The flood hit almirah in Lateef’s room. It contains flood water drenched school books on top shelf. Photograph by Mudasir Rawloo.


Both Ishfaq Dar and Lateef Dar were finally granted parole for ten days on the day before Eid and after spending seven months in jail.

“People were sighting the moon in sky, but my moon was in front of my eyes. Lateef was finally home though just for ten days. He cleaned up the whole house. After clearing the flood debris from the rooms, he mopped all the floors and did not even allow me to help. After five days of Eid, he went out for Maghrib Prayers but did not return. We thought he might have gone to Ishfaq’s place to visit his parents. We thought we would go to Ishfaq’s home who lived near us. But as we stepped out of our gate, Ishfaq’s parents had already come, trying to see if Ishfaq was at our house. We searched for both throughout the night, but they were nowhere to be found,” said Lateef’s mother with a stoic face.

When asked whether Lateef had ever come back to see his mother, Zubair answers, “One cold winter evening, almost three months after he had left us, the door of our kitchen slowly opened with a shriek,  and Lateef entered. He had grown a long beard. Clad in a Pheran, he held a rifle on his shoulder. There was a long pause as if everyone’s mouth had been sealed shut. His mother just stared at him. He came over and hugged her. They said nothing to each other, and he only cried profusely for about ten minutes. She could not even lift her arms long enough to hug him back. It was as if her entire body was frozen while tears were rolling down her cheeks.”

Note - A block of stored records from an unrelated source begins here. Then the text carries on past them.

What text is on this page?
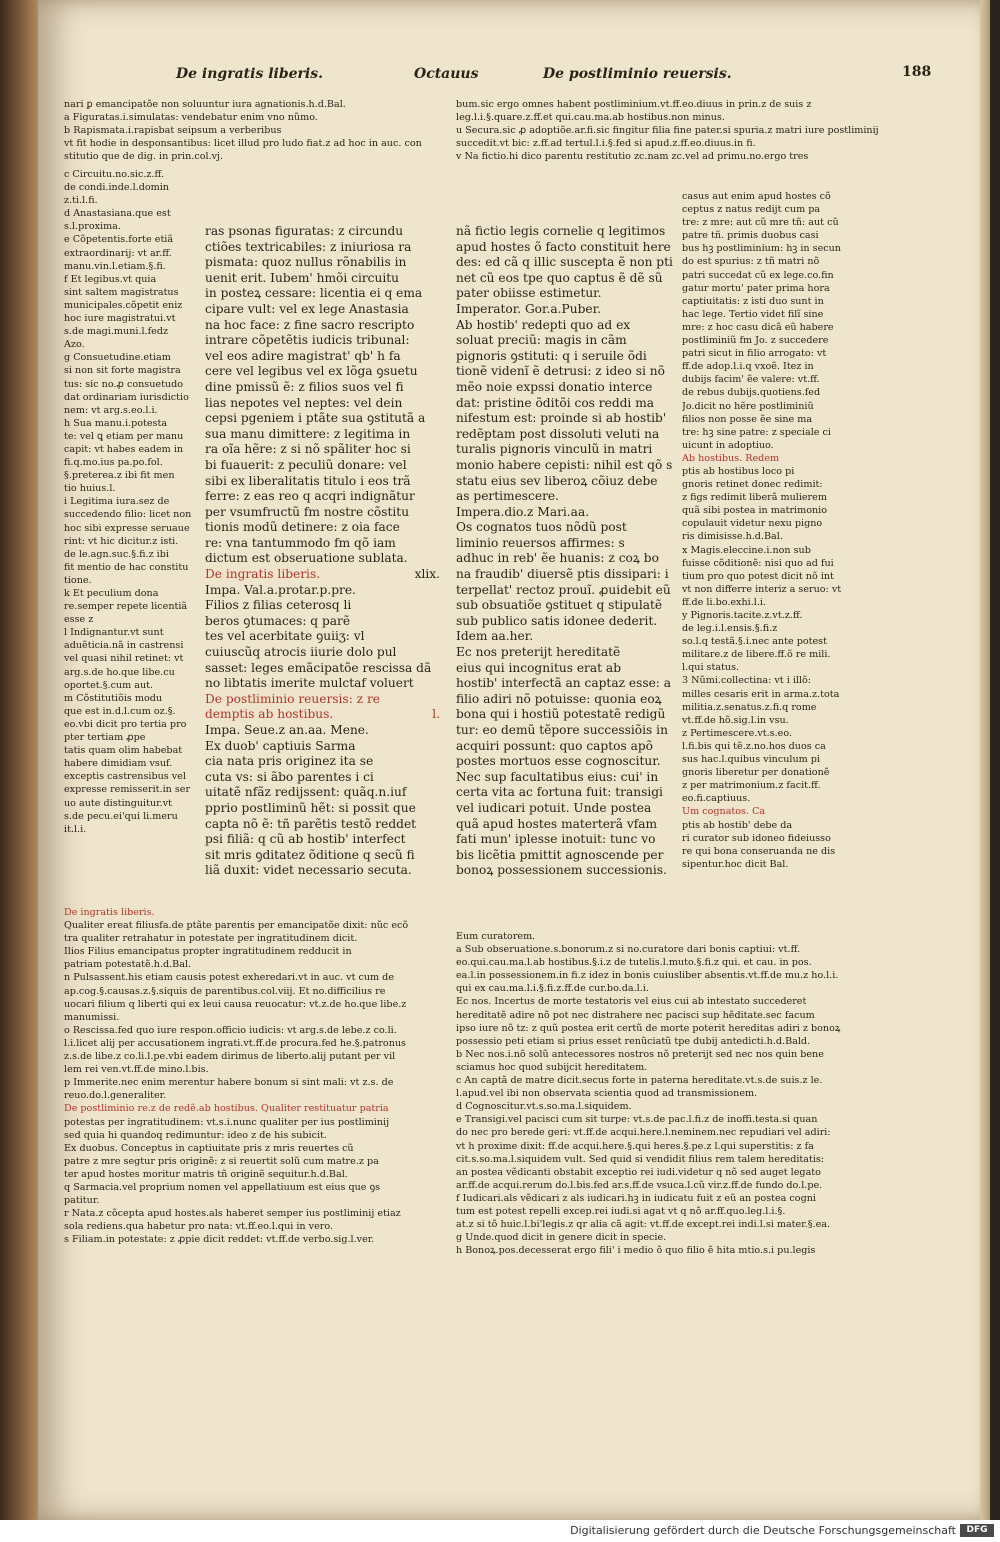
De ingratis liberis.	Octauus	De postliminio reuersis.	188
nari ꝑ emancipatõe non soluuntur iura agnationis.h.d.Bal.
a Figuratas.i.simulatas: vendebatur enim vno nũmo.
b Rapismata.i.rapisbat seipsum a verberibus
vt fit hodie in desponsantibus: licet illud pro ludo fiat.z ad hoc in auc. con
stitutio que de dig. in prin.col.vj.
bum.sic ergo omnes habent postliminium.vt.ff.eo.diuus in prin.z de suis z
leg.l.i.§.quare.z.ff.et qui.cau.ma.ab hostibus.non minus.
u Secura.sic ꝓ adoptiõe.ar.fi.sic fingitur filia fine pater.si spuria.z matri iure postliminij
succedit.vt bic: z.ff.ad tertul.l.i.§.fed si apud.z.ff.eo.diuus.in fi.
v Na fictio.hi dico parentu restitutio zc.nam zc.vel ad primu.no.ergo tres
c Circuitu.no.sic.z.ff.
de condi.inde.l.domin
z.ti.l.fi.
d Anastasiana.que est
s.l.proxima.
e Cõpetentis.forte etiã
extraordinarij: vt ar.ff.
manu.vin.l.etiam.§.fi.
f Et legibus.vt quia
sint saltem magistratus
municipales.cõpetit eniz
hoc iure magistratui.vt
s.de magi.muni.l.fedz
Azo.
g Consuetudine.etiam
si non sit forte magistra
tus: sic no.ꝓ consuetudo
dat ordinariam iurisdictio
nem: vt arg.s.eo.l.i.
h Sua manu.i.potesta
te: vel ꝗ etiam per manu
capit: vt habes eadem in
fi.q.mo.ius pa.po.fol.
§.preterea.z ibi fit men
tio huius.l.
i Legitima iura.sez de
succedendo filio: licet non
hoc sibi expresse seruaue
rint: vt hic dicitur.z isti.
de le.agn.suc.§.fi.z ibi
fit mentio de hac constitu
tione.
k Et peculium dona
re.semper repete licentiã
esse z
l Indignantur.vt sunt
aduẽticia.nã in castrensi
vel quasi nihil retinet: vt
arg.s.de ho.que libe.cu
oportet.§.cum aut.
m Cõstitutiõis modu
que est in.d.l.cum oz.§.
eo.vbi dicit pro tertia pro
pter tertiam ꝓpe
tatis quam olim habebat
habere dimidiam vsuf.
exceptis castrensibus vel
expresse remisserit.in ser
uo aute distinguitur.vt
s.de pecu.ei'qui li.meru
it.l.i.
ras psonas figuratas: z circundu
ctiões textricabiles: z iniuriosa ra
pismata: quoz nullus rõnabilis in
uenit erit. Iubem' hmõi circuitu
in posteꝝ cessare: licentia ei q ema
cipare vult: vel ex lege Anastasia
na hoc face: z fine sacro rescripto
intrare cõpetẽtis iudicis tribunal:
vel eos adire magistrat' qb' h fa
cere vel legibus vel ex lõga ꝯsuetu
dine pmissũ ẽ: z filios suos vel fi
lias nepotes vel neptes: vel dein
cepsi pgeniem i ptãte sua ꝯstitutã a
sua manu dimittere: z legitima in
ra oĩa hẽre: z si nõ spãliter hoc si
bi fuauerit: z peculiũ donare: vel
sibi ex liberalitatis titulo i eos trã
ferre: z eas reo q acqri indignãtur
per vsumfructũ fm nostre cõstitu
tionis modũ detinere: z oia face
re: vna tantummodo fm qõ iam
dictum est obseruatione sublata.
De ingratis liberis.	xlix.
Impa. Val.a.protar.p.pre.
Filios z filias ceterosq li
beros ꝯtumaces: q parẽ
tes vel acerbitate ꝯuiiʒ: vl
cuiuscũq atrocis iiurie dolo pul
sasset: leges emãcipatõe rescissa dã
no libtatis imerite mulctaf voluert
De postliminio reuersis: z re
demptis ab hostibus.	l.
Impa. Seue.z an.aa. Mene.
Ex duob' captiuis Sarma
cia nata pris originez ita se
cuta vs: si ãbo parentes i ci
uitatẽ nfãz redijssent: quãq.n.iuf
pprio postliminũ hẽt: si possit que
capta nõ ẽ: tñ parẽtis testõ reddet
psi filiã: q cũ ab hostib' interfect
sit mris ꝯditatez õditione q secũ fi
liã duxit: videt necessario secuta.
nã fictio legis cornelie q legitimos
apud hostes õ facto constituit here
des: ed cã q illic suscepta ẽ non pti
net cũ eos tpe quo captus ẽ dẽ sũ
pater obiisse estimetur.
Imperator. Gor.a.Puber.
Ab hostib' redepti quo ad ex
soluat preciũ: magis in cãm
pignoris ꝯstituti: q i seruile õdi
tionẽ videnĩ ẽ detrusi: z ideo si nõ
mẽo noie expssi donatio interce
dat: pristine õditõi cos reddi ma
nifestum est: proinde si ab hostib'
redẽptam post dissoluti veluti na
turalis pignoris vinculũ in matri
monio habere cepisti: nihil est qõ s
statu eius sev liberoꝝ cõiuz debe
as pertimescere.
Impera.dio.z Mari.aa.
Os cognatos tuos nõdũ post
liminio reuersos affirmes: s
adhuc in reb' ẽe huanis: z coꝝ bo
na fraudib' diuersẽ ptis dissipari: i
terpellat' rectoz prouĩ. ꝓuidebit eũ
sub obsuatiõe ꝯstituet q stipulatẽ
sub publico satis idonee dederit.
Idem aa.her.
Ec nos preterijt hereditatẽ
eius qui incognitus erat ab
hostib' interfectã an captaz esse: a
filio adiri nõ potuisse: quonia eoꝝ
bona qui i hostiũ potestatẽ redigũ
tur: eo demũ tẽpore successiõis in
acquiri possunt: quo captos apõ
postes mortuos esse cognoscitur.
Nec sup facultatibus eius: cui' in
certa vita ac fortuna fuit: transigi
vel iudicari potuit. Unde postea
quã apud hostes materterã vfam
fati mun' iplesse inotuit: tunc vo
bis licẽtia pmittit agnoscende per
bonoꝝ possessionem successionis.
casus aut enim apud hostes cõ
ceptus z natus redijt cum pa
tre: z mre: aut cũ mre tñ: aut cũ
patre tñ. primis duobus casi
bus hꝫ postliminium: hꝫ in secun
do est spurius: z tñ matri nõ
patri succedat cũ ex lege.co.fin
gatur mortu' pater prima hora
captiuitatis: z isti duo sunt in
hac lege. Tertio videt filĩ sine
mre: z hoc casu dicã eũ habere
postliminiũ fm Jo. z succedere
patri sicut in filio arrogato: vt
ff.de adop.l.i.q vxoẽ. Itez in
dubijs facim' ẽe valere: vt.ff.
de rebus dubijs.quotiens.fed
Jo.dicit no hẽre postliminiũ
filios non posse ẽe sine ma
tre: hꝫ sine patre: z speciale ci
uicunt in adoptiuo.
Ab hostibus. Redem
ptis ab hostibus loco pi
gnoris retinet donec redimit:
z figs redimit liberã mulierem
quã sibi postea in matrimonio
copulauit videtur nexu pigno
ris dimisisse.h.d.Bal.
x Magis.eleccine.i.non sub
fuisse cõditionẽ: nisi quo ad fui
tium pro quo potest dicit nõ int
vt non differre interiz a seruo: vt
ff.de li.bo.exhi.l.i.
y Pignoris.tacite.z.vt.z.ff.
de leg.i.l.ensis.§.fi.z
so.l.q testã.§.i.nec ante potest
militare.z de libere.ff.õ re mili.
l.qui status.
3 Nũmi.collectina: vt i illõ:
milles cesaris erit in arma.z.tota
militia.z.senatus.z.fi.q rome
vt.ff.de hõ.sig.l.in vsu.
z Pertimescere.vt.s.eo.
l.fi.bis qui tẽ.z.no.hos duos ca
sus hac.l.quibus vinculum pi
gnoris liberetur per donationẽ
z per matrimonium.z facit.ff.
eo.fi.captiuus.
Um cognatos. Ca
ptis ab hostib' debe da
ri curator sub idoneo fideiusso
re qui bona conseruanda ne dis
sipentur.hoc dicit Bal.
De ingratis liberis.
Qualiter ereat filiusfa.de ptãte parentis per emancipatõe dixit: nũc ecõ
tra qualiter retrahatur in potestate per ingratitudinem dicit.
Ilios Filius emancipatus propter ingratitudinem redducit in
patriam potestatẽ.h.d.Bal.
n Pulsassent.his etiam causis potest exheredari.vt in auc. vt cum de
ap.cog.§.causas.z.§.siquis de parentibus.col.viij. Et no.difficilius re
uocari filium q liberti qui ex leui causa reuocatur: vt.z.de ho.que libe.z
manumissi.
o Rescissa.fed quo iure respon.officio iudicis: vt arg.s.de lebe.z co.li.
l.i.licet alij per accusationem ingrati.vt.ff.de procura.fed he.§.patronus
z.s.de libe.z co.li.l.pe.vbi eadem dirimus de liberto.alij putant per vil
lem rei ven.vt.ff.de mino.l.bis.
p Immerite.nec enim merentur habere bonum si sint mali: vt z.s. de
reuo.do.l.generaliter.
De postliminio re.z de redẽ.ab hostibus. Qualiter restituatur patria
potestas per ingratitudinem: vt.s.i.nunc qualiter per ius postliminij
sed quia hi quandoq redimuntur: ideo z de his subicit.
Ex duobus. Conceptus in captiuitate pris z mris reuertes cũ
patre z mre segtur pris originẽ: z si reuertit solũ cum matre.z pa
ter apud hostes moritur matris tñ originẽ sequitur.h.d.Bal.
q Sarmacia.vel proprium nomen vel appellatiuum est eius que ꝯs
patitur.
r Nata.z cõcepta apud hostes.als haberet semper ius postliminij etiaz
sola rediens.qua habetur pro nata: vt.ff.eo.l.qui in vero.
s Filiam.in potestate: z ꝓpie dicit reddet: vt.ff.de verbo.sig.l.ver.
Eum curatorem.
a Sub obseruatione.s.bonorum.z si no.curatore dari bonis captiui: vt.ff.
eo.qui.cau.ma.l.ab hostibus.§.i.z de tutelis.l.muto.§.fi.z qui. et cau. in pos.
ea.l.in possessionem.in fi.z idez in bonis cuiusliber absentis.vt.ff.de mu.z ho.l.i.
qui ex cau.ma.l.i.§.fi.z.ff.de cur.bo.da.l.i.
Ec nos. Incertus de morte testatoris vel eius cui ab intestato succederet
hereditatẽ adire nõ pot nec distrahere nec pacisci sup hẽditate.sec facum
ipso iure nõ tz: z quũ postea erit certũ de morte poterit hereditas adiri z bonoꝝ
possessio peti etiam si prius esset renũciatũ tpe dubij antedicti.h.d.Bald.
b Nec nos.i.nõ solũ antecessores nostros nõ preterijt sed nec nos quin bene
sciamus hoc quod subijcit hereditatem.
c An captã de matre dicit.secus forte in paterna hereditate.vt.s.de suis.z le.
l.apud.vel ibi non observata scientia quod ad transmissionem.
d Cognoscitur.vt.s.so.ma.l.siquidem.
e Transigi.vel pacisci cum sit turpe: vt.s.de pac.l.fi.z de inoffi.testa.si quan
do nec pro berede geri: vt.ff.de acqui.here.l.neminem.nec repudiari vel adiri:
vt h proxime dixit: ff.de acqui.here.§.qui heres.§.pe.z l.qui superstitis: z fa
cit.s.so.ma.l.siquidem vult. Sed quid si vendidit filius rem talem hereditatis:
an postea vẽdicanti obstabit exceptio rei iudi.videtur q nõ sed auget legato
ar.ff.de acqui.rerum do.l.bis.fed ar.s.ff.de vsuca.l.cũ vir.z.ff.de fundo do.l.pe.
f Iudicari.als vẽdicari z als iudicari.hꝫ in iudicatu fuit z eũ an postea cogni
tum est potest repelli excep.rei iudi.si agat vt q nõ ar.ff.quo.leg.l.i.§.
at.z si tõ huic.l.bi'legis.z qr alia cã agit: vt.ff.de except.rei indi.l.si mater.§.ea.
g Unde.quod dicit in genere dicit in specie.
h Bonoꝝ.pos.decesserat ergo fili' i medio õ quo filio ẽ hita mtio.s.i pu.legis
Digitalisierung gefördert durch die Deutsche Forschungsgemeinschaft	DFG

Lateef told the family that he knew that he had picked up the gun only to get killed someday soon. He told them he would not have done it but for the fear that he might be hanged for a crime he did not commit. Then a voice from behind the door called him back outside.  As his brother glimpsed through the window, he could see Lateef breaking down until a man wearing glasses held him tight and managed to calm him down before they left through the tin gate outside.

The man present there was Hizb-ul-Mujahideen commander Riyaz Naikoo, according to the family.

Finally, after spending eight years in militancy, Dar was zeroed in at South Kashmir’s Shopian in the pre-dawn fight on May 03, 2019 with Maulvi Tariq.

Both were killed on Friday in a fierce gunfight with Army and Police.

Dar’s killing brought a closure to the “Burhan Group”.